Which makes them a lot like recessions.
The toughest part of recessions is that they always put pressure on governments to do exactly the wrong thing — perpetuating the problem.
When a good share of the people are out of work, trying to make do without a raise — or with less money than the year before — and when businesses are struggling to turn profits while inventories linger, a tax increase would be the soap-opera equivalent of a betrayal.
And yet, at your local city hall or county government center or state capitol, politicians and bureaucrats are struggling to make do with less. Recessions always reduce income and sales taxes, but this one has the added bonus of significantly reducing home values, which puts a strain on property-tax receipts, too.
I know what a lot of you are thinking right now. Two words: tough luck. Tell those government pencil pushers to get their fingers off our wallets and go find honest work.
Well … that makes for a good bumper sticker, and it sure works as a philosophy, so long as you don't venture too far from your own little world.
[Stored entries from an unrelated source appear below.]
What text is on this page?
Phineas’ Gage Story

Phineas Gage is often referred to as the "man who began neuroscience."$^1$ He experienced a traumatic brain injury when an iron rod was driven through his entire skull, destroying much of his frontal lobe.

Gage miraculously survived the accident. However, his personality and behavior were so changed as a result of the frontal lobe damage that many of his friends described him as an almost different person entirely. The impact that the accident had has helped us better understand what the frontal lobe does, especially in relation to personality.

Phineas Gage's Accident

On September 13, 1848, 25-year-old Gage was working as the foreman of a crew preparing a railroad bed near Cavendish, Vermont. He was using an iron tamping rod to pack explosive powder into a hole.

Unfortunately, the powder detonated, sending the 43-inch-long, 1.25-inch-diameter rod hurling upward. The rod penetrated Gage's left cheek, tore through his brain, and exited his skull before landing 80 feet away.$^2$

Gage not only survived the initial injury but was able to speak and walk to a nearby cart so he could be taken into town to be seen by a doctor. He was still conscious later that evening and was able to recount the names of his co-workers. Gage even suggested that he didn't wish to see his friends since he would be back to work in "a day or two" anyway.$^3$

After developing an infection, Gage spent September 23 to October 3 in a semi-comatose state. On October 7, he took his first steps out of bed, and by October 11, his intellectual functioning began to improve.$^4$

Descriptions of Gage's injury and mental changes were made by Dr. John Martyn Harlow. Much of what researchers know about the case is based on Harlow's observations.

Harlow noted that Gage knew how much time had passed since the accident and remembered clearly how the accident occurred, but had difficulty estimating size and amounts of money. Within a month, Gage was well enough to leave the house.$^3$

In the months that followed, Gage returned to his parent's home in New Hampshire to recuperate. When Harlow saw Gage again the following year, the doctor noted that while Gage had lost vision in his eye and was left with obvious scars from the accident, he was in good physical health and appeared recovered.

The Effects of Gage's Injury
But I'm seeing real people come through the door with real needs that only government can supply.
Like the foster mother from Brigham City who visited the editorial board last week with a toddler in tow. The little girl was born with a methamphetamine addiction, thanks to a mother who used the stuff all through her pregnancy. The state gives foster parents $15 a day, which is about $100 less than it takes to support her each month. And now some lawmakers want to give less.
And like the Salt Lake City police and fire departments, which desperately need a new headquarters and emergency-operations center. Voters soon will get a chance to decide whether to raise property taxes by $75 a year, on average, to do this. In my opinion, they should. But that won't be easy.